-
Notifications
You must be signed in to change notification settings - Fork 236
Description
Following on from this question: https://stackoverflow.com/questions/63286981/gcp-pubsub-why-does-publishing-200k-messages-rapidly-result-in-2-5-million-mess
If I've understood the issue correctly, basically when we throw lots of messages at the client/sdk rapidly it correctly splits them into batches but does not limit the number of simultaneous gRPC publish requests that are made.
These requests are (as far as I can tell) going over a single http2 connection, which in nodejs by default is limited to 100 concurrent streams
peerMaxConcurrentStreams Sets the maximum number of concurrent streams for the remote peer as if a SETTINGS frame had been received. Will be overridden if the remote peer sets its own value for maxConcurrentStreams. Default: 100.

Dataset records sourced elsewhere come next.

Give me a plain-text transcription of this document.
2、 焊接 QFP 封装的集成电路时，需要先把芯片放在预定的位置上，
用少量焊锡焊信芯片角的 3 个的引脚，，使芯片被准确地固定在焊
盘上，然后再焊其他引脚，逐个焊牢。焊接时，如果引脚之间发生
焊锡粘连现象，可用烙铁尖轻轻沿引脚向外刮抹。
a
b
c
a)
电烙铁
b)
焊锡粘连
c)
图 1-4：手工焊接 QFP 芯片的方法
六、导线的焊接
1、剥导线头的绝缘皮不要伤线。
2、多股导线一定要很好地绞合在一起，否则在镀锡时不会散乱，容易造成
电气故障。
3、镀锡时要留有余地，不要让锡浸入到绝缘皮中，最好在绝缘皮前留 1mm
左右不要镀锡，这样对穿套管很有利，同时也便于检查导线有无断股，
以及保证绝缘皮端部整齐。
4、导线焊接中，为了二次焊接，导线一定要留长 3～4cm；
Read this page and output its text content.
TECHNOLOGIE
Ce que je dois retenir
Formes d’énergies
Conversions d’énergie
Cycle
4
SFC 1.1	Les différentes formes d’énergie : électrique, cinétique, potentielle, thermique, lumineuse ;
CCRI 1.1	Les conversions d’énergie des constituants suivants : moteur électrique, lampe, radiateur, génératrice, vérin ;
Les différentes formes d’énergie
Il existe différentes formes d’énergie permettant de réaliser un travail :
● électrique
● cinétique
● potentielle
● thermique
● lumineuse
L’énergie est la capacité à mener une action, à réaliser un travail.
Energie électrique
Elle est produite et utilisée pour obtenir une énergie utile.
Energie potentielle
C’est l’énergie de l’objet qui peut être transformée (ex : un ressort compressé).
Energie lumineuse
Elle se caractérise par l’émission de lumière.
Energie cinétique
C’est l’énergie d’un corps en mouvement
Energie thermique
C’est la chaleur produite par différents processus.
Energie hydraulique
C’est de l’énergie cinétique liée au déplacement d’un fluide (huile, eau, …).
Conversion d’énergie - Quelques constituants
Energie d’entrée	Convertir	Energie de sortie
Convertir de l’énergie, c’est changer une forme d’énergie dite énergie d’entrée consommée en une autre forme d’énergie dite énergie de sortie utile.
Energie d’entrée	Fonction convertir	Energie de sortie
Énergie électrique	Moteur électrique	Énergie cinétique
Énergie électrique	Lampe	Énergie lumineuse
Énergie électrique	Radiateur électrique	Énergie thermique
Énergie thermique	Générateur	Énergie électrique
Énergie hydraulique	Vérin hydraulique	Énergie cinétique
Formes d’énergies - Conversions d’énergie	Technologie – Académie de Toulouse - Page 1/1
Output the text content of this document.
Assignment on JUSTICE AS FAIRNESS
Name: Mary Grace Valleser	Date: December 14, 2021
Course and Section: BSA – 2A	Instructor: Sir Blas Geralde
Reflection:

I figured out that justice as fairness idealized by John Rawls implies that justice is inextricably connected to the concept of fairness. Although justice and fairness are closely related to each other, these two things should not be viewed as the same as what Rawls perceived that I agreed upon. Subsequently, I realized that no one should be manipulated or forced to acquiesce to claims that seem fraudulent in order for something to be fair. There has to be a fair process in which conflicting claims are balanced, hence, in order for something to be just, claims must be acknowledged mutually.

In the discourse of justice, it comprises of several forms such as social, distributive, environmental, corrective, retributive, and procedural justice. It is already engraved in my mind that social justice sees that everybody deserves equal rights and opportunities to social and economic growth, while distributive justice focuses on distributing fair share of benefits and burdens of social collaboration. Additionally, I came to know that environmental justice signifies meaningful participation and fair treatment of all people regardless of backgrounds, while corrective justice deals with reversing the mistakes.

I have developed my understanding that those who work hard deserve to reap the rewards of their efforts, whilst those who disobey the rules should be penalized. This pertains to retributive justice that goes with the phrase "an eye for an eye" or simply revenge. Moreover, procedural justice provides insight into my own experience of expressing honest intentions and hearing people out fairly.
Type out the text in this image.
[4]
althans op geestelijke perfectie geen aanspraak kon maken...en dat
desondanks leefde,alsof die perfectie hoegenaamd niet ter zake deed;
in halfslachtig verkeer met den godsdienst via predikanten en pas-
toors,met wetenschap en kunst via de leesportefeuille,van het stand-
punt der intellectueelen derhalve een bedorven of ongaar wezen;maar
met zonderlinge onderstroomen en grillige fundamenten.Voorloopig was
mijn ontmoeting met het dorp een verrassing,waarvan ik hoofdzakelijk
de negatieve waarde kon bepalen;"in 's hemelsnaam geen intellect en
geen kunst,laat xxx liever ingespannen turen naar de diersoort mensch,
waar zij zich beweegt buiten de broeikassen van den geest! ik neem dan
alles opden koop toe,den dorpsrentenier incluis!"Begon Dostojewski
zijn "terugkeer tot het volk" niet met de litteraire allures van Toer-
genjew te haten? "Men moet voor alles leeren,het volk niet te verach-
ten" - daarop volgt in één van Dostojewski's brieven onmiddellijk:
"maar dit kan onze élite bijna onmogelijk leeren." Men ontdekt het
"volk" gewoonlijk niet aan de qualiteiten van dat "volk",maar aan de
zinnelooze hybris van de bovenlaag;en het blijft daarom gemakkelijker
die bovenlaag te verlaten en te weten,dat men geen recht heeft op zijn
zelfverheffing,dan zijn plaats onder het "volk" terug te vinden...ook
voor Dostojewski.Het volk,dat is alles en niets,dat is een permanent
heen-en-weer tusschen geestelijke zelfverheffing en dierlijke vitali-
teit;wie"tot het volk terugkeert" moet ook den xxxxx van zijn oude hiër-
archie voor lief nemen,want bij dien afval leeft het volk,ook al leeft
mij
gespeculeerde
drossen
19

ref: https://nodejs.org/api/http2.html
As far as I can tell in the instance of pubsub we are either:
- Taking this default of 100
- Reducing the value to 1/2 (based on
rg -uu max_concurrent_streams) - Or accepting a value set by the server side unknown to me
I believe that by issuing so many simultaneous requests that they get gummed up, exceed the deadline (or some other condition) and are automatically retried as per the retry behaviour specified here: https://github.com/googleapis/nodejs-pubsub/blob/master/src/v1/publisher_client_config.json#L13-L21
I'm not very familiar with the code base, especially the google-gax / grpc-js parts so I'm hoping someone with deeper knowledge can confirm this theory.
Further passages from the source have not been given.